Proposed US legislation is similar to calls for a Federal Aquaculture Act in Canada
By Fabian Dawson
U.S. Senator Roger Wicker, (R-Miss. pictured), has introduced a bill that would streamline the permitting process for aquaculture farms in American waters.
The bill is similar to calls in Canada for a Federal Aquaculture Act that will provide a modern legal framework for managing the aquaculture sector.
The American bill – “Advancing the Quality and Understanding of American Aquaculture (AQUAA) Act” aims to establish an Office of Marine Aquaculture within the National Oceanic and Atmospheric Administration (NOAA), which would be charged with coordinating the federal permitting process.
Additionally, a permit would be established through NOAA that would give an individual the security of tenure necessary to secure financing for an aquaculture operation.
The legislation would also maintain environmental standards and fund research and extension services to support the growth of aquaculture in the United States.
The bill is cosponsored by U.S. Senator Marco Rubio, R-Fla.
“Aquaculture is the fastest-growing sector of the agriculture industry,” Wicker said.

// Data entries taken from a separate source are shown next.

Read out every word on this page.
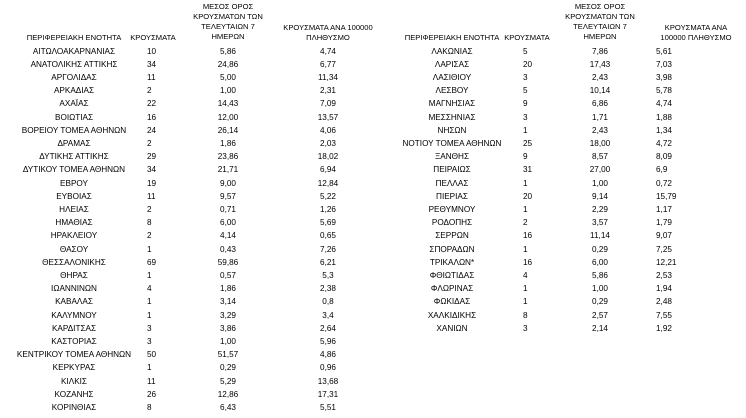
ΠΕΡΙΦΕΡΕΙΑΚΗ ΕΝΟΤΗΤΑ	ΚΡΟΥΣΜΑΤΑ
ΜΕΣΟΣ ΟΡΟΣ
ΚΡΟΥΣΜΑΤΩΝ ΤΩΝ
ΤΕΛΕΥΤΑΙΩΝ 7
ΗΜΕΡΩΝ
ΚΡΟΥΣΜΑΤΑ ΑΝΑ 100000
ΠΛΗΘΥΣΜΟ	ΠΕΡΙΦΕΡΕΙΑΚΗ ΕΝΟΤΗΤΑ ΚΡΟΥΣΜΑΤΑ
ΜΕΣΟΣ ΟΡΟΣ
ΚΡΟΥΣΜΑΤΩΝ ΤΩΝ
ΤΕΛΕΥΤΑΙΩΝ 7
ΗΜΕΡΩΝ
ΚΡΟΥΣΜΑΤΑ ΑΝΑ
100000 ΠΛΗΘΥΣΜΟ
ΑΙΤΩΛΟΑΚΑΡΝΑΝΙΑΣ	10	5,86	4,74
ΑΝΑΤΟΛΙΚΗΣ ΑΤΤΙΚΗΣ	34	24,86	6,77
ΑΡΓΟΛΙΔΑΣ	11	5,00	11,34
ΑΡΚΑΔΙΑΣ	2	1,00	2,31
ΑΧΑΪΑΣ	22	14,43	7,09
ΒΟΙΩΤΙΑΣ	16	12,00	13,57
ΒΟΡΕΙΟΥ ΤΟΜΕΑ ΑΘΗΝΩΝ	24	26,14	4,06
ΔΡΑΜΑΣ	2	1,86	2,03
ΔΥΤΙΚΗΣ ΑΤΤΙΚΗΣ	29	23,86	18,02
ΔΥΤΙΚΟΥ ΤΟΜΕΑ ΑΘΗΝΩΝ	34	21,71	6,94
ΕΒΡΟΥ	19	9,00	12,84
ΕΥΒΟΙΑΣ	11	9,57	5,22
ΗΛΕΙΑΣ	2	0,71	1,26
ΗΜΑΘΙΑΣ	8	6,00	5,69
ΗΡΑΚΛΕΙΟΥ	2	4,14	0,65
ΘΑΣΟΥ	1	0,43	7,26
ΘΕΣΣΑΛΟΝΙΚΗΣ	69	59,86	6,21
ΘΗΡΑΣ	1	0,57	5,3
ΙΩΑΝΝΙΝΩΝ	4	1,86	2,38
ΚΑΒΑΛΑΣ	1	3,14	0,8
ΚΑΛΥΜΝΟΥ	1	3,29	3,4
ΚΑΡΔΙΤΣΑΣ	3	3,86	2,64
ΚΑΣΤΟΡΙΑΣ	3	1,00	5,96
ΚΕΝΤΡΙΚΟΥ ΤΟΜΕΑ ΑΘΗΝΩΝ	50	51,57	4,86
ΚΕΡΚΥΡΑΣ	1	0,29	0,96
ΚΙΛΚΙΣ	11	5,29	13,68
ΚΟΖΑΝΗΣ	26	12,86	17,31
ΚΟΡΙΝΘΙΑΣ	8	6,43	5,51
ΛΑΚΩΝΙΑΣ	5	7,86	5,61
ΛΑΡΙΣΑΣ	20	17,43	7,03
ΛΑΣΙΘΙΟΥ	3	2,43	3,98
ΛΕΣΒΟΥ	5	10,14	5,78
ΜΑΓΝΗΣΙΑΣ	9	6,86	4,74
ΜΕΣΣΗΝΙΑΣ	3	1,71	1,88
ΝΗΣΩΝ	1	2,43	1,34
ΝΟΤΙΟΥ ΤΟΜΕΑ ΑΘΗΝΩΝ	25	18,00	4,72
ΞΑΝΘΗΣ	9	8,57	8,09
ΠΕΙΡΑΙΩΣ	31	27,00	6,9
ΠΕΛΛΑΣ	1	1,00	0,72
ΠΙΕΡΙΑΣ	20	9,14	15,79
ΡΕΘΥΜΝΟΥ	1	2,29	1,17
ΡΟΔΟΠΗΣ	2	3,57	1,79
ΣΕΡΡΩΝ	16	11,14	9,07
ΣΠΟΡΑΔΩΝ	1	0,29	7,25
ΤΡΙΚΑΛΩΝ*	16	6,00	12,21
ΦΘΙΩΤΙΔΑΣ	4	5,86	2,53
ΦΛΩΡΙΝΑΣ	1	1,00	1,94
ΦΩΚΙΔΑΣ	1	0,29	2,48
ΧΑΛΚΙΔΙΚΗΣ	8	2,57	7,55
ΧΑΝΙΩΝ	3	2,14	1,92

“This bill would give farmers a clear, simplified regulatory path to start new businesses in our coastal communities. The AQUAA Act would also fund needed research to continue the growth and success of this important industry.”
Aquaculture refers to the farming of fish and plants in water for food. Over 90 percent of the seafood in the United States is imported, 50 percent of which is derived from aquaculture. Currently, the United States does not have a comprehensive, nationwide permitting system for marine aquaculture in federal waters, and there are no aquaculture farms in federal waters.
The push for a Federal Aquaculture Act in Canada was mooted by businesses in Campbell River, BC, earlier this year.
Campbell River, which prides itself as the Salmon Capital of the World, urged both the B.C. government and Ottawa to provide fair access to long term tenures for the aquaculture industry.
In a policy document the Chamber stated the development of a Federal Aquaculture Act, will establish national environmental standards and clarify industry responsibilities.
“Appropriate legislation would recognize in law the long-standing reality of aquaculture as a legitimate caretaker of Canada’s aquatic resources, the Chamber said.
“It would support efforts to ensure a modern industry and build on an already impressive record of safety and sustainability.
“The introduction of this legislation could help facilitate the currently ad hoc regulatory changes coming forward from the Department of Fisheries and Oceans and would enable Canada to realize its full potential, creating new jobs and expanding opportunity in an industry that can be socially, economically and environmentally sustainable,” the Chamber said.